|
|
|
|
|
by CalChris
3357 days ago
|
|
2x in a hotspot is not much compared with better cache management in the rest the program. But if that 2x is important, great. I know this sounds really boring but you should write it in C first and then find that hot loop in a profiler like VTune and then rewrite. 2x of something really unimportant is still unimportant. Also while software pipelining is possible on something like Haswell ... its limited register set makes it a limited technique. Modular variable expansion is tough with not so many registers but renaming does help somewhat. I think tools like VTune are awesome for finding hotspots and reading assembler is like reading Latin. But programming in assembler? I think it's best to disassemble and rewrite your C accordingly.
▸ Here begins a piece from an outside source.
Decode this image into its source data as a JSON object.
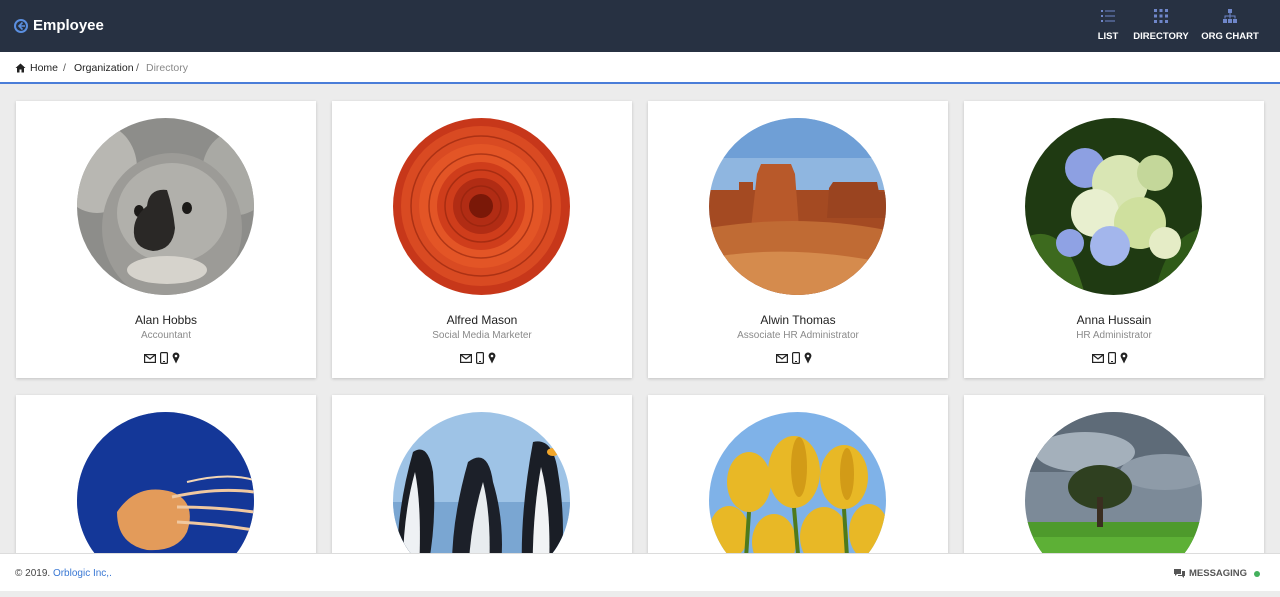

I should have mentioned this in the first post: if you're not a VTune ace, if you're not looking at the Intel PMRs and scratching your head, you probably should not be writing in assembler in 2017. Also, VTune deals with C (and Java) quite nicely (just not on OS X). Anyways, you may get 2x+ on something but that approach won't work with a GPU. Similarly, Apple doesn't provide microarchitectural information on the a10. Nvidia doesn't on Denver. Even though assembly will still be with us, this low level approach is going away. Apple, Intel, Arm, Nvidia, ... really want you to write in C. I say all this as a hardcore knuckle dragger. |
|